It came after the company saw expected contract renewal volume declines in the US. However, CEO Owen Killian said this dip was in line with expectations.
The company posted total sales for the three months to the end of October of €962.3m ($1.02bn), with underlying revenue down 1.2%.
The Swiss Irish food firm said its European operations saw a “solid volume performance” of 1.8%, but revenues dipped 1.4% to €436.3m ($464.6m), due to currency volatility and the €150m ($156m) investment in additional bakery capacity at its manufacturing site in Germany.
Its North American revenues were also down by 7.5% to €462.5m ($492.4m), attributed mainly to the drop of long term contract renewals with a small number of key customers in the US.

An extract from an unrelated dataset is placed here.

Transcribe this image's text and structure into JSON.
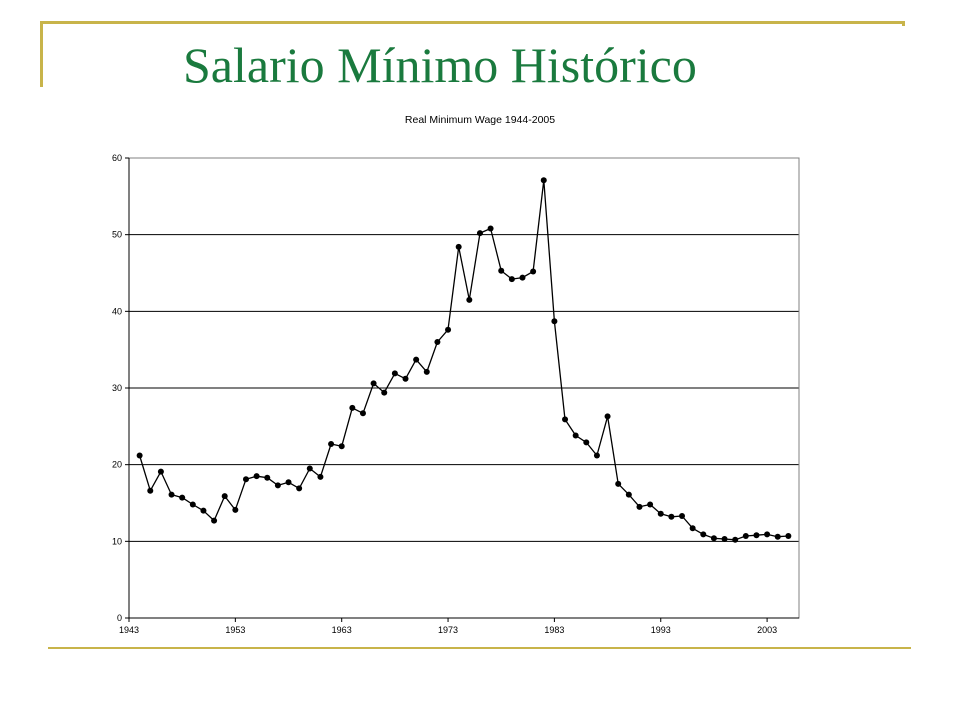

Conversely, good performance was felt in the Rest of the World markets, which jumped by 21.1% to €63.5m ($67.5m).
According to Killian, Aryzta remains focused on “unlocking the underlying revenue development of its assets and demonstrating its strong cash generating capacity.”
It expects financial costs for 2017, including hybrids, to be between €80-€95m ($85-$100m).
The reduction in total group debt funding costs will provide earnings per share (EPS) support for the upcoming financial year.
Aryzta specialises in baked goods and owns the Cuisine De France and Otis Spunkmeyer brands, among others. The Zurich-based company reported a €3.82bn ($4.06bn) revenue in 2015, down from €4.8bn ($5.1bn) in 2014.